Synthetic eccDNA sequences were identified by UCSC Genome Browser database. The linearized dsDNAs were acquired through PCR reaction and a PCR Purification Kit. The primer sequences for PCR of each genomic regions in SLC7A1 are listed in Supplementary Table 3. Synthetic eccDNAs were prepared by circularizing the dsDNAs using HiFi Taq DNA ligase (NEB), and performed in thermocyclers with the following cycles: 95 °C for 3 min, 60 °C for 10 min and 37 °C for 5 min for at least 15 cycles. The synthetic eccDNAs were digested with Plasmid-Safe ATP-dependent DNase (Lucigen) and amplified by φ29 DNA polymerase (QIAGEN) before being regained with a PCR Purification Kit. Each junction site of the synthetic eccDNAs was verified through sequencing the PCR products by inverse primers. The inverse primer sequences for PCR of each genomic regions in SLC7A1 are listed in Supplementary Table 4.

Synthetic eccDNAs transfection was carried out using PolyJet™ DNA Transfection Reagent (SignaGen, SL100688) according to the manufacturer’s instructions.

RNA isolation, RT-qPCR and RNA-seq

Total RNAs were extracted from CRC cell lines using SteadyPure Quick RNA Extraction Kit (Accurate Biology), and cDNAs were reversed by ABScript III RT Master Mix for qPCR with gDNA Remover (Abclonal) according to the manufacturer’s instructions. The primer sequences for RT-qPCR of each gene are listed in Supplementary Table 5. RT-qPCR was conducted in triplicate with 2X Universal SYBR Green Fast qPCR Mix (Abclonal). RNA-seq libraries were obtained by the NEBNext Ultra Directional RNA Library Prep Kit (NEB) according to the manufacturer’s instructions for Illumina sequencing.

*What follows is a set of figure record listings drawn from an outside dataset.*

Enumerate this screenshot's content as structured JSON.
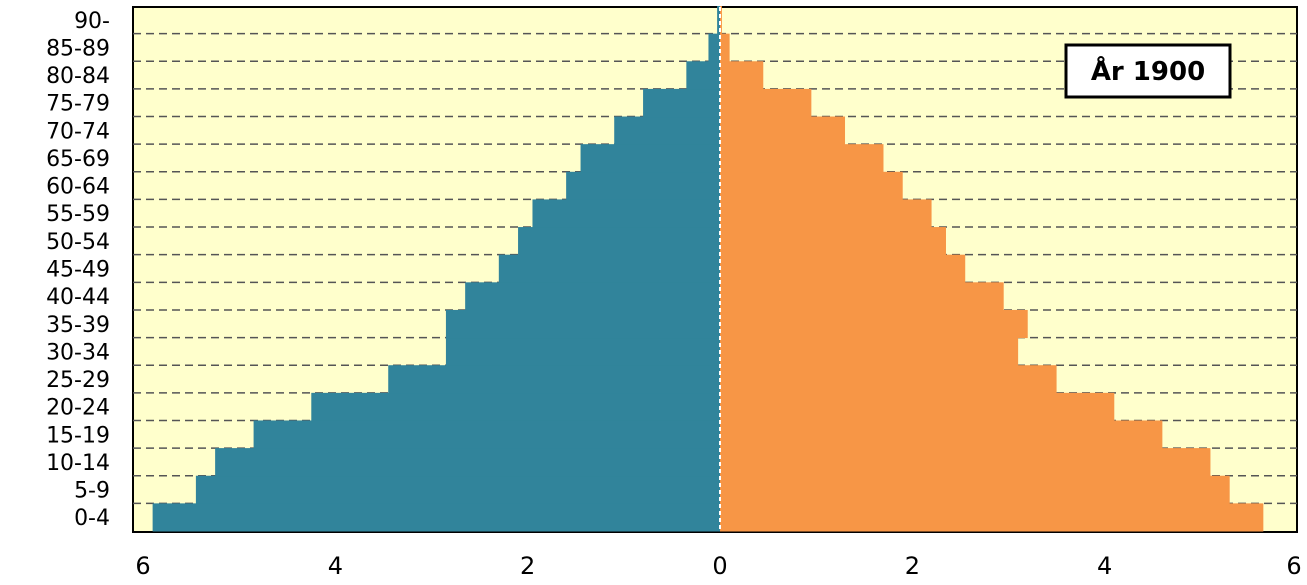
{
  "chart_data": {
    "type": "bar",
    "orientation": "horizontal",
    "subtype": "population-pyramid",
    "title": "",
    "annotation": "År 1900",
    "age_groups": [
      "0-4",
      "5-9",
      "10-14",
      "15-19",
      "20-24",
      "25-29",
      "30-34",
      "35-39",
      "40-44",
      "45-49",
      "50-54",
      "55-59",
      "60-64",
      "65-69",
      "70-74",
      "75-79",
      "80-84",
      "85-89",
      "90-"
    ],
    "series": [
      {
        "side": "left",
        "color": "#31849b",
        "values": [
          5.9,
          5.45,
          5.25,
          4.85,
          4.25,
          3.45,
          2.85,
          2.85,
          2.65,
          2.3,
          2.1,
          1.95,
          1.6,
          1.45,
          1.1,
          0.8,
          0.35,
          0.12,
          0.03
        ]
      },
      {
        "side": "right",
        "color": "#f79646",
        "values": [
          5.65,
          5.3,
          5.1,
          4.6,
          4.1,
          3.5,
          3.1,
          3.2,
          2.95,
          2.55,
          2.35,
          2.2,
          1.9,
          1.7,
          1.3,
          0.95,
          0.45,
          0.1,
          0.02
        ]
      }
    ],
    "x_ticks": [
      "6",
      "4",
      "2",
      "0",
      "2",
      "4",
      "6"
    ],
    "xlim": [
      -6,
      6
    ],
    "grid": "horizontal dashed",
    "plot_background": "#ffffcc",
    "annotation_position": "top-right"
  }
}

PCR and agarose gel electrophoresis

The 1.1X T3 Super PCR Mix (Tsingke) was used to perform PCR reaction according to the manufacturer’s instructions. PCR products of gDNA, total DNA with linear elimination before and after RCA were loaded onto an agarose gel with equal volume and was conducted with vertical agarose gel electrophoresis. The results were visualized by staining with GreenView DNA Gel Stain (GeneCopoeia; 1: 10,000).

Western blot assay

The total proteins were extracted using Cell lysis buffer for Western and IP (Beyotime) with 100x Protease inhibitor cocktail (Beyotime). Western blot was conducted as described [30]. The following primary antibodies were used: SLC7A1 (Abclonal, A14784), β-actin (Elabscience, E-AB-20031) and GAPDH (Proteintech, 10,494–1-AP).

Circle-seq data analyses

Circle-seq used Illumina MiSeq Technology for data analyses. Briefly, the quality of the original data was evaluated using Fastqc software, then the original data were compared to the reference genome by BWA software. Samtools was used to process the sam file to fit the format required by Circle-MAP that was applied to detect eccDNA. After gene annotation to eccDNA, differential eccDNA analysis and annotated gene function enrichment analyses were performed. All the gene positions are based on GRCh37.p13 from the National Center for Biotechnology Information (NCBI). All the GO functional analyses and enriched KEGG pathways statistics were performed on DAVID Bioinformatics Resources (DAVID Functional Annotation Bioinformatics Microarray Analysis (ncifcrf.gov )).

Statistical analyses

Statistical analyses were performed by GraphPad Prism 6. Comparisons between tumor group and N were used Student’s t test. Correlation comparisons within each group were used Pearson correlation test. All the tests were at 95% confidence intervals with P value setting to 0.05. Data were presented as mean ± standard error of the mean.